A obra missionária se cumpriria com a força do Espírito Santo (24,49; cf. 12,12). Ele já age na vida terrena de Jesus (1,35; 3,22; 4,1.14.18; 10,21), mas há de animar todos os momentos da vida da Igreja, como se vê nos Atos. A realização dos planos divinos, portanto, é preparada pela Lei e pelos Profetas, continua com a atividade e a pregação de Jesus e culmina com sua morte e ressurreição em Jerusalém. A atuação de Jesus, porém, chega à plenitude com a vinda do Espírito Santo. Revestidos do Espírito Santo (24,49), os apóstolos haveriam de partir de Jerusalém e levar a boa-nova da salvação até os confins do mundo (Lc 2,31s; At 1,8).

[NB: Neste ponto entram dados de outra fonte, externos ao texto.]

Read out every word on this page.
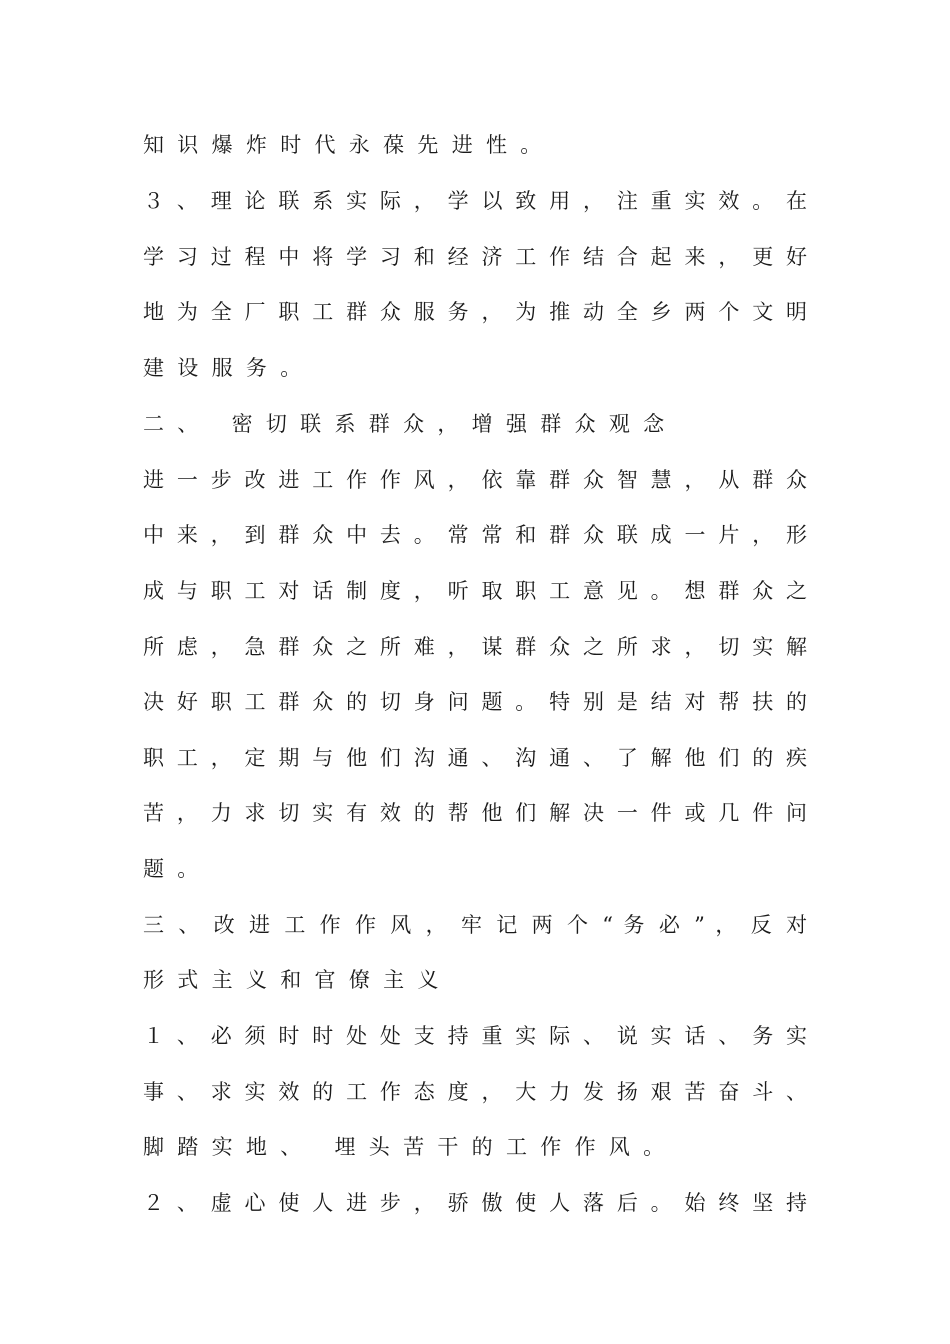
知识爆炸时代永葆先进性。
３ 、 理 论 联 系 实 际 ， 学 以 致 用 ， 注 重 实 效 。 在
学 习 过 程 中 将 学 习 和 经 济 工 作 结 合 起 来 ， 更 好
地 为 全 厂 职 工 群 众 服 务 ， 为 推 动 全 乡 两 个 文 明
建设服务。
二、 密切联系群众，增强群众观念
进 一 步 改 进 工 作 作 风 ， 依 靠 群 众 智 慧 ， 从 群 众
中 来 ， 到 群 众 中 去 。 常 常 和 群 众 联 成 一 片 ， 形
成 与 职 工 对 话 制 度 ， 听 取 职 工 意 见 。 想 群 众 之
所 虑 ， 急 群 众 之 所 难 ， 谋 群 众 之 所 求 ， 切 实 解
决 好 职 工 群 众 的 切 身 问 题 。 特 别 是 结 对 帮 扶 的
职 工 ， 定 期 与 他 们 沟 通 、 沟 通 、 了 解 他 们 的 疾
苦 ， 力 求 切 实 有 效 的 帮 他 们 解 决 一 件 或 几 件 问
题。
三 、 改 进 工 作 作 风 ， 牢 记 两 个 “ 务 必 ” ， 反 对
形式主义和官僚主义
１ 、 必 须 时 时 处 处 支 持 重 实 际 、 说 实 话 、 务 实
事 、 求 实 效 的 工 作 态 度 ， 大 力 发 扬 艰 苦 奋 斗 、
脚踏实地、 埋头苦干的工作作风。
２ 、 虚 心 使 人 进 步 ， 骄 傲 使 人 落 后 。 始 终 坚 持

A boa-nova da salvação impõe condições na convivência com o próximo (6,27-42; 10, 25-37; 17,3-4), exige renúncia aos bens (5,11; 6,20; 14,33) para combater o apego às riquezas (12,15-21; 16,19-31). Aos que a acolhem traz grande alegria, refletida em todo o evangelho: pelo anúncio da salvação (1,44; 6,23; 8,13), pela manifestação de Jesus (1,47; 2,10; 24,52) e sua acolhida (10,21), e pela conversão dos pecadores (19,6).
Lucas acentua mais do que Marcos e Mateus o amor de Deus para com os mais desprezados pelo judaísmo oficial, como os pecadores, os samaritanos e as mulheres, pois “o Filho do homem veio para procurar e salvar o que estava perdido” (19,10).